The All Party Parliamentary Group (APPG) on Agriculture and Food for Development has just published a new report, ‘Why no thought for food?’, which compiles responses from leading authorities in the field of agriculture to its inquiry into the UK’s role in addressing global food security.
This report unveils the fact that spending on agricultural programmes currently makes up just 3% of the Department for International Development’s (DFID) total annual aid expenditure. Despite the World Bank having uncovered that economic growth from agriculture generates at least twice as much poverty reduction as growth from any other sector, DFID has continued to oversee the steep decline in global Official Development Assistance (ODA) spent on agriculture, its share having fallen from 17% of ODA in 1982 to just 3.7% in 2002. In sub-Saharan Africa, the region worst hit by hunger and malnutrition, agriculture spending represents 0.3% of the DFID’s total aid.

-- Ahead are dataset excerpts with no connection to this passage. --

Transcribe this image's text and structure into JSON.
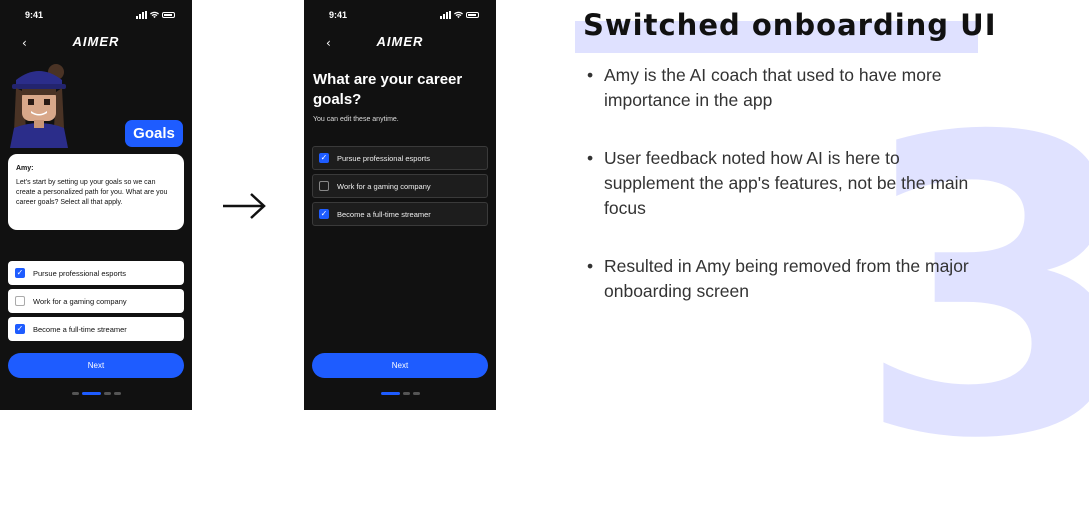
{
  "phone1": {
    "time": "9:41",
    "logo": "AIMER",
    "bubble_label": "Goals",
    "chat_name": "Amy:",
    "chat_text": "Let's start by setting up your goals so we can create a personalized path for you. What are you career goals? Select all that apply.",
    "options": [
      {
        "label": "Pursue professional esports",
        "checked": true
      },
      {
        "label": "Work for a gaming company",
        "checked": false
      },
      {
        "label": "Become a full-time streamer",
        "checked": true
      }
    ],
    "next_label": "Next",
    "page_indicator": {
      "pages": 4,
      "current": 2
    }
  },
  "phone2": {
    "time": "9:41",
    "logo": "AIMER",
    "question": "What are your career goals?",
    "subtitle": "You can edit these anytime.",
    "options": [
      {
        "label": "Pursue professional esports",
        "checked": true
      },
      {
        "label": "Work for a gaming company",
        "checked": false
      },
      {
        "label": "Become a full-time streamer",
        "checked": true
      }
    ],
    "next_label": "Next",
    "page_indicator": {
      "pages": 3,
      "current": 1
    }
  },
  "panel": {
    "title": "Switched onboarding UI",
    "step_number": "3",
    "bullets": [
      "Amy is the AI coach that used to have more importance in the app",
      "User feedback noted how AI is here to supplement the app's features, not be the main focus",
      "Resulted in Amy being removed from the major onboarding screen"
    ]
  },
  "colors": {
    "accent": "#1e5cff",
    "phone_bg": "#111111",
    "highlight": "#dfe1ff",
    "number_tint": "#d9dbff"
  },
  "icons": {
    "back": "chevron-left-icon",
    "check": "checkmark-icon",
    "transition": "arrow-right-icon"
  }
}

Members of the APPG called on the UK Government to raise these figures and commit at least 10% of overseas aid to food security and sustainable agriculture. Efforts should focus on small-scale farmers, who make up the bulk of food production in developing countries, and especially on women smallholders who represent up to 70% of the total agricultural workforce in Africa.
DFID aid should also promote programmes that will safeguard farmers against unfair land tenure and inheritance laws, and support their access to microcredit facilities. RESULTS UK has long been stressing the invaluable contribution that increased and amplified microcredit and microinsurance programmes would bring to agricultural development and food security in less industrialised countries (read previous posts on a recent parliamentary debate promoting the use of microfinance in development aid and on RESULTS’ urging recommendations on microinsurance).

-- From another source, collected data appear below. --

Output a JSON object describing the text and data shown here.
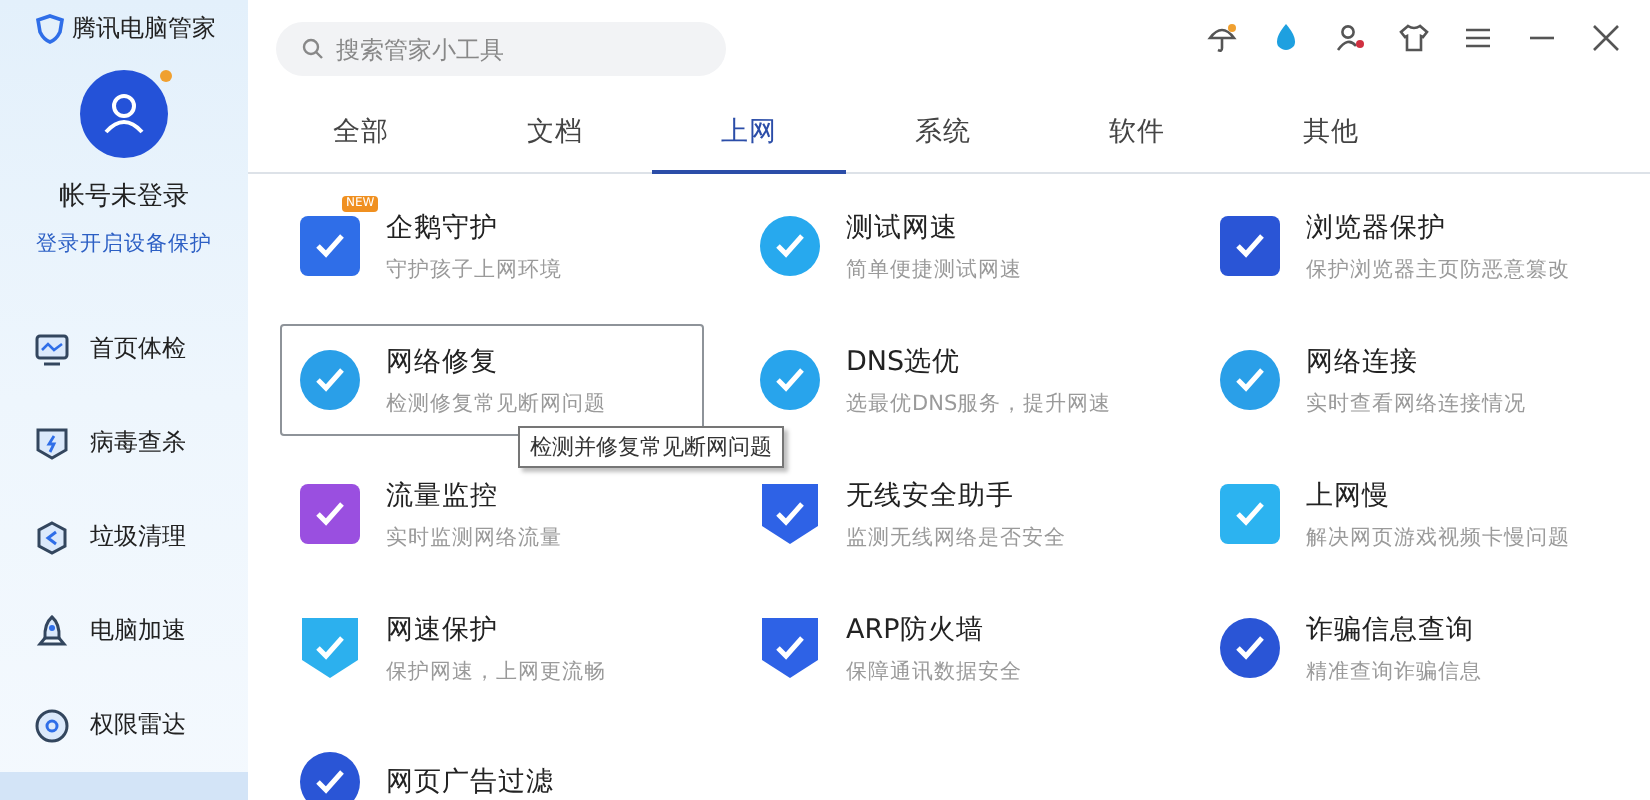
{
  "app": {
    "title": "腾讯电脑管家"
  },
  "account": {
    "name": "帐号未登录",
    "link": "登录开启设备保护",
    "notice": true
  },
  "sidebar": {
    "items": [
      {
        "label": "首页体检",
        "selected": false
      },
      {
        "label": "病毒查杀",
        "selected": false
      },
      {
        "label": "垃圾清理",
        "selected": false
      },
      {
        "label": "电脑加速",
        "selected": false
      },
      {
        "label": "权限雷达",
        "selected": false
      },
      {
        "selected": true
      }
    ]
  },
  "search": {
    "placeholder": "搜索管家小工具"
  },
  "tabs": [
    {
      "label": "全部",
      "selected": false
    },
    {
      "label": "文档",
      "selected": false
    },
    {
      "label": "上网",
      "selected": true
    },
    {
      "label": "系统",
      "selected": false
    },
    {
      "label": "软件",
      "selected": false
    },
    {
      "label": "其他",
      "selected": false
    }
  ],
  "tools": [
    {
      "title": "企鹅守护",
      "desc": "守护孩子上网环境",
      "kind": "square",
      "color": "#2f6ee8",
      "badge": "NEW",
      "hovered": false
    },
    {
      "title": "测试网速",
      "desc": "简单便捷测试网速",
      "kind": "circle",
      "color": "#27a9ee",
      "hovered": false
    },
    {
      "title": "浏览器保护",
      "desc": "保护浏览器主页防恶意篡改",
      "kind": "square",
      "color": "#2a55d6",
      "hovered": false
    },
    {
      "title": "网络修复",
      "desc": "检测修复常见断网问题",
      "kind": "circle",
      "color": "#2a9fe8",
      "hovered": true,
      "tooltip": "检测并修复常见断网问题"
    },
    {
      "title": "DNS选优",
      "desc": "选最优DNS服务，提升网速",
      "kind": "circle",
      "color": "#28a4ec",
      "hovered": false
    },
    {
      "title": "网络连接",
      "desc": "实时查看网络连接情况",
      "kind": "circle",
      "color": "#2a9fe8",
      "hovered": false
    },
    {
      "title": "流量监控",
      "desc": "实时监测网络流量",
      "kind": "square",
      "color": "#9a4fe0",
      "hovered": false
    },
    {
      "title": "无线安全助手",
      "desc": "监测无线网络是否安全",
      "kind": "shield",
      "color": "#2e62e6",
      "hovered": false
    },
    {
      "title": "上网慢",
      "desc": "解决网页游戏视频卡慢问题",
      "kind": "square",
      "color": "#2cb3f0",
      "hovered": false
    },
    {
      "title": "网速保护",
      "desc": "保护网速，上网更流畅",
      "kind": "shield",
      "color": "#2cb0ee",
      "hovered": false
    },
    {
      "title": "ARP防火墙",
      "desc": "保障通讯数据安全",
      "kind": "shield",
      "color": "#2e62e6",
      "hovered": false
    },
    {
      "title": "诈骗信息查询",
      "desc": "精准查询诈骗信息",
      "kind": "circle",
      "color": "#2a55d6",
      "hovered": false
    },
    {
      "title": "网页广告过滤",
      "kind": "circle",
      "color": "#2a55d6",
      "hovered": false
    }
  ]
}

Increased long-term funding for the World Food Programme (WFP), in order to enable it to work on extended projects, as well as putting an end to trade-distorting subsidies that discriminate against the poorest countries are also among the actions recommended in the report.
The report asserts that these kinds of measures, rather than short-term policies like provision of fertilisers, seeds or food aid ‘will help countries bring themselves out of hunger’.